DIALOGUE INTERRELIGIEUX ET CONSTRUCTION DE LA PAIX

Tel est le thème du N° 175 de notre revue datée de Septembre 2017.

Résumons-en les points essentiels.

Du 27 au 29 janvier 2016 à  Marrakech plusieurs dizaines de responsables musulmans venus du monde entier s’étaient  réunis pour y élaborer une déclaration sur les « Droits des minorités religieuses dans le monde islamique».

Les thèmes en étaient : « Lutte contre le fanatisme, l’extrémisme et la violence au nom de la religion » mais aussi :  « Liberté et citoyenneté… Diversité et complémentarité ».

Un  an plus tard entre février et avril 2017 s’enchainaient à l‘université Al Azhar du  Caire séminaires et conférences réunissant des représentants de l’islam sunnite et chiite ainsi que des représentants du Vatican.

Nous avons évoqué dans notre N° 173 de mars 1973 la seconde de ces réunions, en citant notamment des extraits importants de la « Déclaration finale » de la conférence « Liberté et citoyenneté » intitulée : « Tous les citoyens sont égaux dans l’islam ».

On notera les avancées entre ces deux dates : des « Droits des minorités religieuses dans le monde islamique » à : « Tous les citoyens sont égaux dans l’islam » le progrès est évident.

A cet égard, nous avons jugé intéressant de porter à la connaissance de nos lecteurs un article paru dans le journal francophone libanais « L’Orient le Jour » dont le titre : « Réforme de l’Islam en marche au Caire »  est significatif de l’impact de ces réunions.

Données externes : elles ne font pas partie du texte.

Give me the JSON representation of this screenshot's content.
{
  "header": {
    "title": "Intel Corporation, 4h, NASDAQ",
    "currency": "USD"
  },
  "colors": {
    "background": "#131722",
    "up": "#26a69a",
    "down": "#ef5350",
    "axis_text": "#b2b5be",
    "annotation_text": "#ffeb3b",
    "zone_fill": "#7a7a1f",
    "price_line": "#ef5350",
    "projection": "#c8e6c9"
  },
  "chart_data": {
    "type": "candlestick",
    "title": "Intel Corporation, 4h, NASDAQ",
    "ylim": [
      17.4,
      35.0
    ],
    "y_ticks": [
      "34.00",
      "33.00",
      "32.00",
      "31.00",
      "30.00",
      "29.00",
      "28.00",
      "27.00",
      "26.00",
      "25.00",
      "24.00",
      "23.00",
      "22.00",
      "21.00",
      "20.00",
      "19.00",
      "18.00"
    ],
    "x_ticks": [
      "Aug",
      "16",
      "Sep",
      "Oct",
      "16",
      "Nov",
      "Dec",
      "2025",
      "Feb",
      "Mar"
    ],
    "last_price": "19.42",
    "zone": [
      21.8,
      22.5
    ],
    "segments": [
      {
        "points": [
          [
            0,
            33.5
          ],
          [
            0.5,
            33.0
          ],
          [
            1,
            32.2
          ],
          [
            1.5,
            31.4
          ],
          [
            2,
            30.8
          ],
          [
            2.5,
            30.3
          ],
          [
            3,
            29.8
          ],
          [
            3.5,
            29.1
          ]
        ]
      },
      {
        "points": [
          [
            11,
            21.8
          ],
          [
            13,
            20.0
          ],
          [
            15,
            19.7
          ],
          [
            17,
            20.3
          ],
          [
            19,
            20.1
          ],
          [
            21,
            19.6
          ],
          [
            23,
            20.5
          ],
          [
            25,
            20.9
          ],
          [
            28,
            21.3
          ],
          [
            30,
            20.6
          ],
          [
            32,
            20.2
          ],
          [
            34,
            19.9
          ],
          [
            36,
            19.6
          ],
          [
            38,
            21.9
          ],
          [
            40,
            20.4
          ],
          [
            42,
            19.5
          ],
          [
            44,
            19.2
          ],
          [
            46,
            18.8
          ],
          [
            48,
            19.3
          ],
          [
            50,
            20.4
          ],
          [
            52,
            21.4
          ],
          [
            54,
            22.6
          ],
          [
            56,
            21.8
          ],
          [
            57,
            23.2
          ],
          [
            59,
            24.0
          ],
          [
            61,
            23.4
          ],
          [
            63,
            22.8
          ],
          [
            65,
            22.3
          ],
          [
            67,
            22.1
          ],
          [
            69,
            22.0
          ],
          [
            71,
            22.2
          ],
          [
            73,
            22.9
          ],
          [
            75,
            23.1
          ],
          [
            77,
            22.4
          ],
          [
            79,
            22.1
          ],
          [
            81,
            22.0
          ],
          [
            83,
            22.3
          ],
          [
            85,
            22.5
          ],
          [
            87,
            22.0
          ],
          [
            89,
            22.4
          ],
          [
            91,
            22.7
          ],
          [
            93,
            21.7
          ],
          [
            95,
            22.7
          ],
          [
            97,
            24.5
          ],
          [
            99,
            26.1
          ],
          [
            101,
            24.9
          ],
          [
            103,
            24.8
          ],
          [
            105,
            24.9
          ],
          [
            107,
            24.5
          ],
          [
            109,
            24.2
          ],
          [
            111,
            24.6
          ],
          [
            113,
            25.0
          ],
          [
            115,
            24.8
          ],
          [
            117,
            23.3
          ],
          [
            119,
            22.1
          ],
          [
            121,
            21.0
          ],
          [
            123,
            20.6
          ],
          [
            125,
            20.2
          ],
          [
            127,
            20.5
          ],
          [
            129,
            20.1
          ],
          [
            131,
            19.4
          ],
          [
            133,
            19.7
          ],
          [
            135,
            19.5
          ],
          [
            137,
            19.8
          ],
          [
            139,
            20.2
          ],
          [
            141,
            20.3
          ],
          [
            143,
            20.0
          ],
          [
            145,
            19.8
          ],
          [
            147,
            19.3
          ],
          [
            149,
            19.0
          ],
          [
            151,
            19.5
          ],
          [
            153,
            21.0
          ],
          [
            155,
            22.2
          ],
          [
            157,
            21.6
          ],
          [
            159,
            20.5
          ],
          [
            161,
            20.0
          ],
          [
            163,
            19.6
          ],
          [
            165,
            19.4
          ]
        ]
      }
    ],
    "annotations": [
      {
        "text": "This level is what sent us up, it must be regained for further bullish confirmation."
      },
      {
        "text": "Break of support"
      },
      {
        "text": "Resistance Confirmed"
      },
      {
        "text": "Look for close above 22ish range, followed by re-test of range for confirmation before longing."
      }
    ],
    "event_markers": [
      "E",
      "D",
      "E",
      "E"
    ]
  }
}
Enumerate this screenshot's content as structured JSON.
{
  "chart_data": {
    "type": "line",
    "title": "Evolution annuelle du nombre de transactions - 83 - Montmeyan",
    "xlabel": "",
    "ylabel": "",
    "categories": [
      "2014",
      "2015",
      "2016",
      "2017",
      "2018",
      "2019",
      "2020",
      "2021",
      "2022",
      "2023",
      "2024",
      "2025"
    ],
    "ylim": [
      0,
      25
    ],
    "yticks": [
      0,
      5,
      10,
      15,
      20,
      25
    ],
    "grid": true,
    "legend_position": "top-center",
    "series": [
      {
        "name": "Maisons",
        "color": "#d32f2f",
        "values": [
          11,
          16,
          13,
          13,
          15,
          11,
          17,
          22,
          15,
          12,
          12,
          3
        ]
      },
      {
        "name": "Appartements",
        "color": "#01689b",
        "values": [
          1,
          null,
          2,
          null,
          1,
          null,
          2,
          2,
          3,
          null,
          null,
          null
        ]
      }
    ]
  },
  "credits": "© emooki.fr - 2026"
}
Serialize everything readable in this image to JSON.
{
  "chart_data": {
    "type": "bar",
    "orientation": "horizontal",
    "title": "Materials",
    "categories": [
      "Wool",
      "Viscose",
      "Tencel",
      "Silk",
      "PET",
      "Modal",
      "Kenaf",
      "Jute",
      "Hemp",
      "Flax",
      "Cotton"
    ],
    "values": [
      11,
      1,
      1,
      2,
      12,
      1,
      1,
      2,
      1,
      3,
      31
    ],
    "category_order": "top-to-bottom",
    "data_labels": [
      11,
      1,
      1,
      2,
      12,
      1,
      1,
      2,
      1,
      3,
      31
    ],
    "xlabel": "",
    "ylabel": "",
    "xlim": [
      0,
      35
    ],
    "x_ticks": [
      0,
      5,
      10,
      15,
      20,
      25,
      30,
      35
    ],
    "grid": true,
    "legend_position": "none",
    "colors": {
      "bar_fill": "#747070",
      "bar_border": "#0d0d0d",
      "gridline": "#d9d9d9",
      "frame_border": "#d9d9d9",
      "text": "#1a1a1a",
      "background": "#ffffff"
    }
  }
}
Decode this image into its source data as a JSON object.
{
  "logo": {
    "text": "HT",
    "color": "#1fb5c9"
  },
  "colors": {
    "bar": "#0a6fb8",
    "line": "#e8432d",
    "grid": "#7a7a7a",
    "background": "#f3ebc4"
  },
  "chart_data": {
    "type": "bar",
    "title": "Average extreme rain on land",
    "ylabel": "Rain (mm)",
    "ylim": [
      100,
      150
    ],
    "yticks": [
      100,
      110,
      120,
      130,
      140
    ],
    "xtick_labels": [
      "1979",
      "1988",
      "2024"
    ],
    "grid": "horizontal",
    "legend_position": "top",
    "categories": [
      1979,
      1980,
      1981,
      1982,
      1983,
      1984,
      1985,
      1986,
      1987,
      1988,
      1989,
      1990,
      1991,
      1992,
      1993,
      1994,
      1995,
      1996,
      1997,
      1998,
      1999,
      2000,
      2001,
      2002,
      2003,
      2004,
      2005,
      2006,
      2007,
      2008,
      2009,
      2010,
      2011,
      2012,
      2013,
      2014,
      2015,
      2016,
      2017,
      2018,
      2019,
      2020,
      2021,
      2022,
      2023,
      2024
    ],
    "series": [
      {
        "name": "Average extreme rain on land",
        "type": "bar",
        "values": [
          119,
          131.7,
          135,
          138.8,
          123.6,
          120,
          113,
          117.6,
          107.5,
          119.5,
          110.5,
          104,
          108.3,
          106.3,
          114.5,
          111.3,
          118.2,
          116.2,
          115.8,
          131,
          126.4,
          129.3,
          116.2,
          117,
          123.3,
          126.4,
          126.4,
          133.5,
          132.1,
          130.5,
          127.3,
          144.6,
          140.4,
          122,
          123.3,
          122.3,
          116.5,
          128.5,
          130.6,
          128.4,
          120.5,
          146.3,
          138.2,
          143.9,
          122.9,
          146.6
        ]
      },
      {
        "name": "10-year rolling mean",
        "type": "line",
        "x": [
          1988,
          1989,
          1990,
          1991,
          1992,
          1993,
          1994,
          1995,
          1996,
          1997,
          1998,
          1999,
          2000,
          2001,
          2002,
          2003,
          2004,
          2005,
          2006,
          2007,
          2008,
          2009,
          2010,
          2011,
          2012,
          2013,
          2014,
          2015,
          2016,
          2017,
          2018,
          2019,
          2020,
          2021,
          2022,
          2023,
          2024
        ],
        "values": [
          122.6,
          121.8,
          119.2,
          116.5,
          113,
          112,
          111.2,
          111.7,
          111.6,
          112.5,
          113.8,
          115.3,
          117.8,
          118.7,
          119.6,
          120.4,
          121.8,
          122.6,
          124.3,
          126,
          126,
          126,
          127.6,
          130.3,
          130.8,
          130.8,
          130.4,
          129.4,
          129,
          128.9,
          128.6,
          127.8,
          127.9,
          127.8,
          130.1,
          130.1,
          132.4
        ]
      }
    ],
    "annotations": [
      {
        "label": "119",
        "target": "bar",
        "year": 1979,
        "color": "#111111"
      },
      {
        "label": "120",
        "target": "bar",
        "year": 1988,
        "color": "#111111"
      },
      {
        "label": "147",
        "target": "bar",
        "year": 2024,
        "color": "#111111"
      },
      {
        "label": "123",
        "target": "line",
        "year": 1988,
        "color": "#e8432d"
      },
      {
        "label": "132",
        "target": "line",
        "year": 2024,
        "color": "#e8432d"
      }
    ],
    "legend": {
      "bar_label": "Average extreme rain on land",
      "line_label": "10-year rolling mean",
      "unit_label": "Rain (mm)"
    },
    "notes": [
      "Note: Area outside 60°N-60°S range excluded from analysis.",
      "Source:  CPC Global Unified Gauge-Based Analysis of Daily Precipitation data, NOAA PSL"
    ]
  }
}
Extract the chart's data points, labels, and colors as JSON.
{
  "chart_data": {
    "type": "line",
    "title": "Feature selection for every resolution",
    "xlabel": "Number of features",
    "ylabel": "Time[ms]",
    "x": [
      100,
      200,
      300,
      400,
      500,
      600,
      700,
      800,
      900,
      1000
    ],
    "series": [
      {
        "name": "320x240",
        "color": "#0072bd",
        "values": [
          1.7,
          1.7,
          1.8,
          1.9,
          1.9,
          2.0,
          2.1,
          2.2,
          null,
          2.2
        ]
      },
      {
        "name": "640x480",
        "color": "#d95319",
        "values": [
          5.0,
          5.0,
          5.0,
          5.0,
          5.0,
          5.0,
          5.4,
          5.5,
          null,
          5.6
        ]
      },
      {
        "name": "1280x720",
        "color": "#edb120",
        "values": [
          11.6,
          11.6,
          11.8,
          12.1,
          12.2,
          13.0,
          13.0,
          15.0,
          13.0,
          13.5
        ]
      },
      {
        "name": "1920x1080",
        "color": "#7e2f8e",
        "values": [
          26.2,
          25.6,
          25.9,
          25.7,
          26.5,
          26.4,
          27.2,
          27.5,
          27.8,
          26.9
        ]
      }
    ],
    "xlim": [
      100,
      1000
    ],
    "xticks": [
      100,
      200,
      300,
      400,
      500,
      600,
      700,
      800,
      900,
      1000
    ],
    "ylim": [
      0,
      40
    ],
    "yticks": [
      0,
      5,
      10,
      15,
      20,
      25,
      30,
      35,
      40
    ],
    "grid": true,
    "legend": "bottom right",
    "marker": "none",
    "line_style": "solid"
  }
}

Citons-en cet extrait du 5 mars 2017:

« Al Azhar avait rassemblé les représentants de douze Églises du monde arabe, du patriarche Sako des chaldéens à l’évêque luthérien de Jérusalem, Younan Mounib (président de la Fédération luthérienne mondiale), ce qui est indicatif de sa volonté de reconnaître la richesse et la légitimité de cette diversité…. marquant d’un gros trait rouge la volonté de rapprochement entre sunnites et chiites. Placée très haut, la barre a fait sensation au congrès »

Ces réunions du Caire sont en fait l’aboutissement d’un très long processus de dialogue entre le monde chrétien et musulman noué depuis les années 90 et auquel – nous nous permettons de le souligner – notre ami Aly Elsamman prit une part importante.

Il faut comprendre également qu’en réunissant au sein de la prestigieuse université sunnite Al Azhar des représentants de l’islam chiite, les déclarations du Caire ont une portée considérable.

Le point d‘orgue de ces très importants rassemblements fut la venue du Pape François le 28 avril au Caire.[1]

Il est intervenu une première fois à l’université Al Azhar au terme d’une « Conférence internationale sur la paix » sur le rôle fondamental du dialogue dans la recherche de la paix, que nous publions dans ce N°.

Il y dit notamment : «Trois orientations fondamentales, si elles sont bien conjuguées, peuvent aider le dialogue : le devoir de l’identité, le courage de l’altérité et la sincérité des intentions ». Ce propos sur le « courage de l’altérité » implique évidemment, non seulement de respecter la croyance de l’autre, mais plus encore de ne pas dénigrer les textes qui fondent sa foi, de ne pas les remettre en question. Or il arrive trop souvent que dans le dialogue interreligieux, certains tiennent un langage de façade, fait de bons sentiments ; alors que sortis du domaine de l’interreligieux les mêmes tiennent un tout autre langage  contestant à l’Autre sa vérité et mettant en doute sa bonne foi. Ce double langage est évidemment incompatible avec un dialogue interreligieux fécond.

Le Pape est intervenu ensuite devant le Président et les autorités égyptiennes pour souligner les efforts à déployer de la part des autorités civiles et des croyants de toutes les religions pour contribuer à restaurer la paix dans tout le Proche-Orient, en soulignant le rôle éminent de l’Egypte dans cet effort. Nous reproduisons l’intégralité de ce texte qui contient in fine cette phrase :

La paix est un don de Dieu mais elle est aussi un travail de l’homme. C’est un bien à construire et à protéger, dans le respect du principe qui affirme la force de la loi et non la loi de la force…. Paix à ce pays bien-aimé ! Paix à toute cette région, en particulier à la Palestine et à Israël, à la Syrie, à la Libye, au Yémen, à l’Irak, et au Soudan du Sud; paix à tous les hommes de bonne volonté !

Edmond Lisle
Président

[1] Nous tenons à remercier ici très vivement Madame Anita Bourdin de l’Agence Zenit du Vatican de nous avoir communiqué ces textes.